Progressive change is about more than just one man; it requires the strength of a collective mass movement. But Jeremy Corbyn’s success could represent a victory for principle, democracy and humanity, writes Sequoyah De Souza Vigneswaren
“The hope of change and bringing big ideas in is now back at the centre of politics: ending austerity, tackling inequality, working for peace and social justice at home and abroad.”
It is the 21st century, and although it seems impossible to believe, those are the words of the leader of the Official Opposition in Britain. A self-proclaimed democratic socialist, whose first act as leader was to attend a rally in support of refugees.
It has been an astonishing few months. Despite a frenetically hostile response from the establishment and corporate media, we have seen a relatively unknown activist MP propelled into the position of Labour leader, on the back of a wave of popular support. 
It is testament to both the campaign and people’s passion, that in the age of consumerist, celebrity-obsessed, money-orientated individualism, there were people who literally climbed through windows just to attend packed political rallies. This has once again shown that people care about human dignity, moral principle and political participation. Hundreds of thousands of people have been enthused and galvanized by Corbyn, and he has embodied a sense of hope that people can challenge the iniquities of the status-quo.  
It is uncharted territory and the obstacles are manyfold. Corbyn supporters must keep their critical faculties sharp.
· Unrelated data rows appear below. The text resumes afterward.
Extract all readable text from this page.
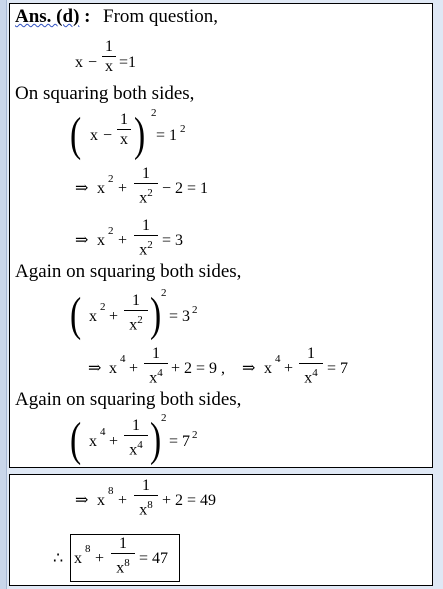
Ans. (d) : From question,
x −
1
x =1
On squaring both sides,
( x −
1
x ) 2
= 1 2
⇒ x
2
+
1
$x^2 - 2 = 1$
⇒ x
2
+
1
$x^2 = 3$
Again on squaring both sides,
( x
2
+
1
$x^2$ ) 2
= 3 2
⇒ x
4
+
1
$x^4 + 2 = 9$ , ⇒ x
4
+
1
$x^4 = 7$
Again on squaring both sides,
( x
4
+
1
$x^4$ ) 2
= 7 2
⇒ x
8
+
1
$x^8 + 2 = 49$
∴ x
8
+
1
$x^8 = 47$
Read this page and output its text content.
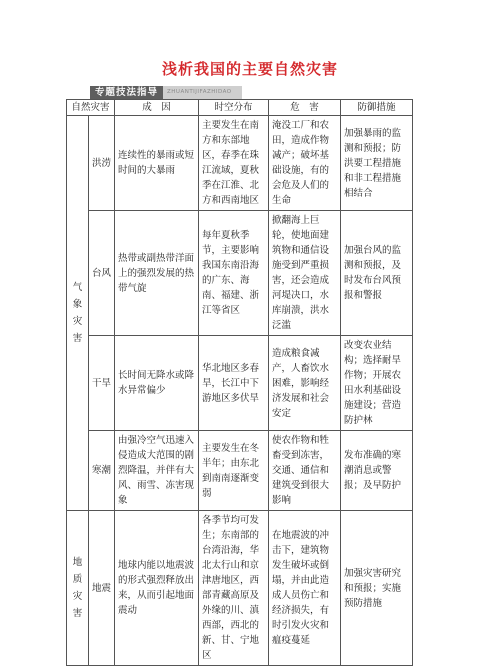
浅析我国的主要自然灾害
专题技法指导	ZHUANTIJIFAZHIDAO
自然灾害		成　因	时空分布	危　害	防御措施

气
象
灾
害	洪涝	连续性的暴雨或短时间的大暴雨	主要发生在南方和东部地区，春季在珠江流域，夏秋季在江淮、北方和西南地区	淹没工厂和农田，造成作物减产；破坏基础设施，有的会危及人们的生命	加强暴雨的监测和预报；防洪要工程措施和非工程措施相结合
	台风	热带或副热带洋面上的强烈发展的热带气旋	每年夏秋季节，主要影响我国东南沿海的广东、海南、福建、浙江等省区	掀翻海上巨轮，使地面建筑物和通信设施受到严重损害，还会造成河堤决口，水库崩溃，洪水泛滥	加强台风的监测和预报，及时发布台风预报和警报
	干旱	长时间无降水或降水异常偏少	华北地区多春旱，长江中下游地区多伏旱	造成粮食减产，人畜饮水困难，影响经济发展和社会安定	改变农业结构；选择耐旱作物；开展农田水利基础设施建设；营造防护林
	寒潮	由强冷空气迅速入侵造成大范围的剧烈降温，并伴有大风、雨雪、冻害现象	主要发生在冬半年；由东北到南南逐渐变弱	使农作物和牲畜受到冻害，交通、通信和建筑受到很大影响	发布准确的寒潮消息或警报；及早防护

地
质
灾
害	地震	地球内能以地震波的形式强烈释放出来，从而引起地面震动	各季节均可发生；东南部的台湾沿海，华北太行山和京津唐地区，西部青藏高原及外缘的川、滇西部，西北的新、甘、宁地区	在地震波的冲击下，建筑物发生破坏或倒塌，并由此造成人员伤亡和经济损失，有时引发火灾和瘟疫蔓延	加强灾害研究和预报；实施预防措施
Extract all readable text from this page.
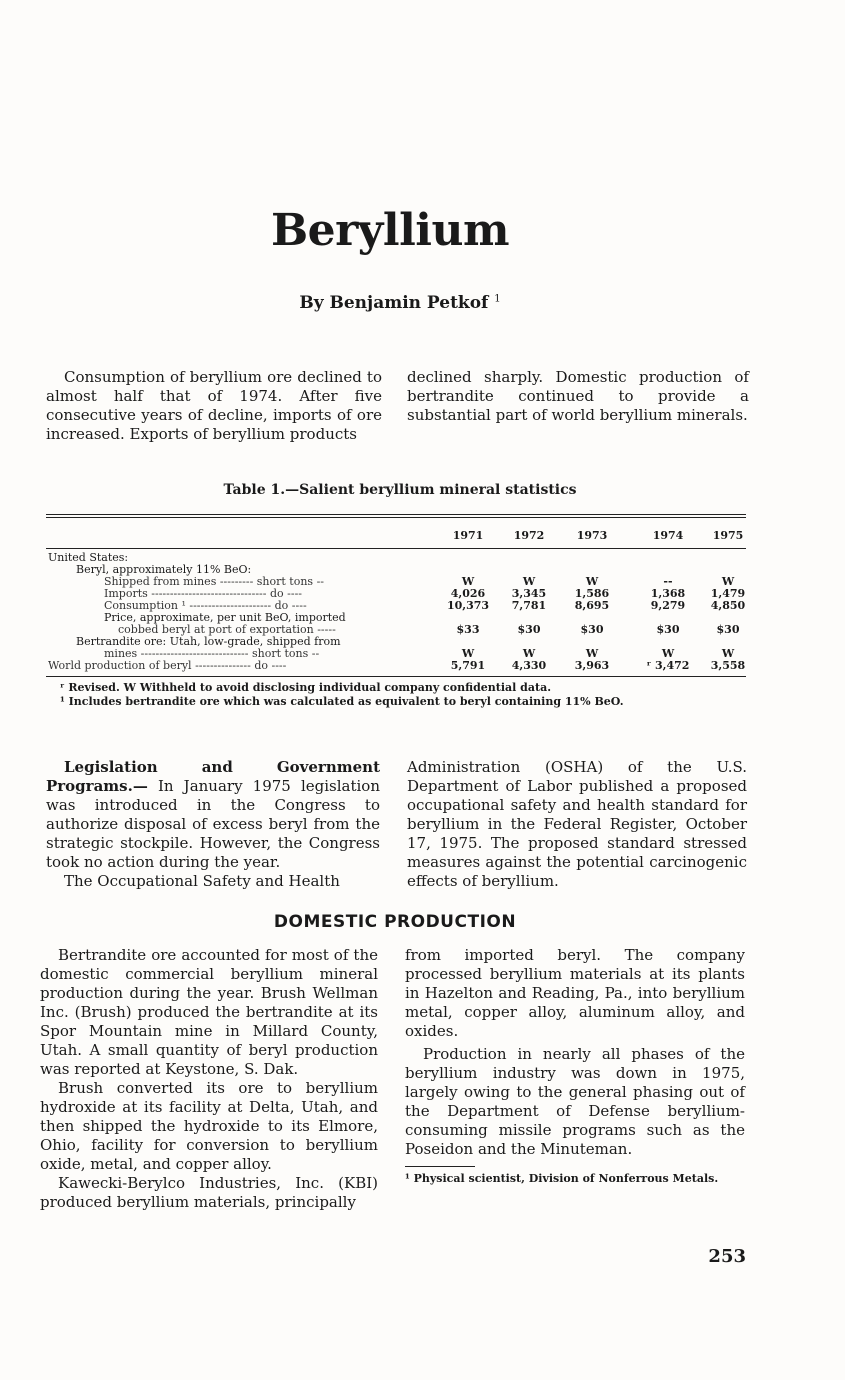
Beryllium
By Benjamin Petkof $^1$

Consumption of beryllium ore declined to almost half that of 1974. After five consecutive years of decline, imports of ore increased. Exports of beryllium products

declined sharply. Domestic production of bertrandite continued to provide a substantial part of world beryllium minerals.

Table 1.—Salient beryllium mineral statistics
1971	1972	1973	1974	1975
United States:
Beryl, approximately 11% BeO:
Shipped from mines --------- short tons --	W	W	W	--	W
Imports ------------------------------- do ----	4,026	3,345	1,586	1,368	1,479
Consumption ¹ ---------------------- do ----	10,373	7,781	8,695	9,279	4,850
Price, approximate, per unit BeO, imported
cobbed beryl at port of exportation -----	$33	$30	$30	$30	$30
Bertrandite ore: Utah, low-grade, shipped from
mines ----------------------------- short tons --	W	W	W	W	W
World production of beryl --------------- do ----	5,791	4,330	3,963	ʳ 3,472	3,558

ʳ Revised. W Withheld to avoid disclosing individual company confidential data.

¹ Includes bertrandite ore which was calculated as equivalent to beryl containing 11% BeO.

Legislation and Government Programs.— In January 1975 legislation was introduced in the Congress to authorize disposal of excess beryl from the strategic stockpile. However, the Congress took no action during the year.

The Occupational Safety and Health

Administration (OSHA) of the U.S. Department of Labor published a proposed occupational safety and health standard for beryllium in the Federal Register, October 17, 1975. The proposed standard stressed measures against the potential carcinogenic effects of beryllium.

DOMESTIC PRODUCTION

Bertrandite ore accounted for most of the domestic commercial beryllium mineral production during the year. Brush Wellman Inc. (Brush) produced the bertrandite at its Spor Mountain mine in Millard County, Utah. A small quantity of beryl production was reported at Keystone, S. Dak.

Brush converted its ore to beryllium hydroxide at its facility at Delta, Utah, and then shipped the hydroxide to its Elmore, Ohio, facility for conversion to beryllium oxide, metal, and copper alloy.

Kawecki-Berylco Industries, Inc. (KBI) produced beryllium materials, principally

from imported beryl. The company processed beryllium materials at its plants in Hazelton and Reading, Pa., into beryllium metal, copper alloy, aluminum alloy, and oxides.

Production in nearly all phases of the beryllium industry was down in 1975, largely owing to the general phasing out of the Department of Defense beryllium-consuming missile programs such as the Poseidon and the Minuteman.

¹ Physical scientist, Division of Nonferrous Metals.
253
They must inoculate themselves against the twin dangers of being politically attacked from the Right, and becoming blindly and uncritically supportive of Corbyn and Labour. But it is nice, and frankly refreshing, to be able to smile and have some sense of collective hope. 
This does not mean surrendering to utopian expectation. But it does mean real and material possibility. 
We are presented with a beautiful opportunity to change the political climate and create a major progressive mass movement. That is worth our efforts.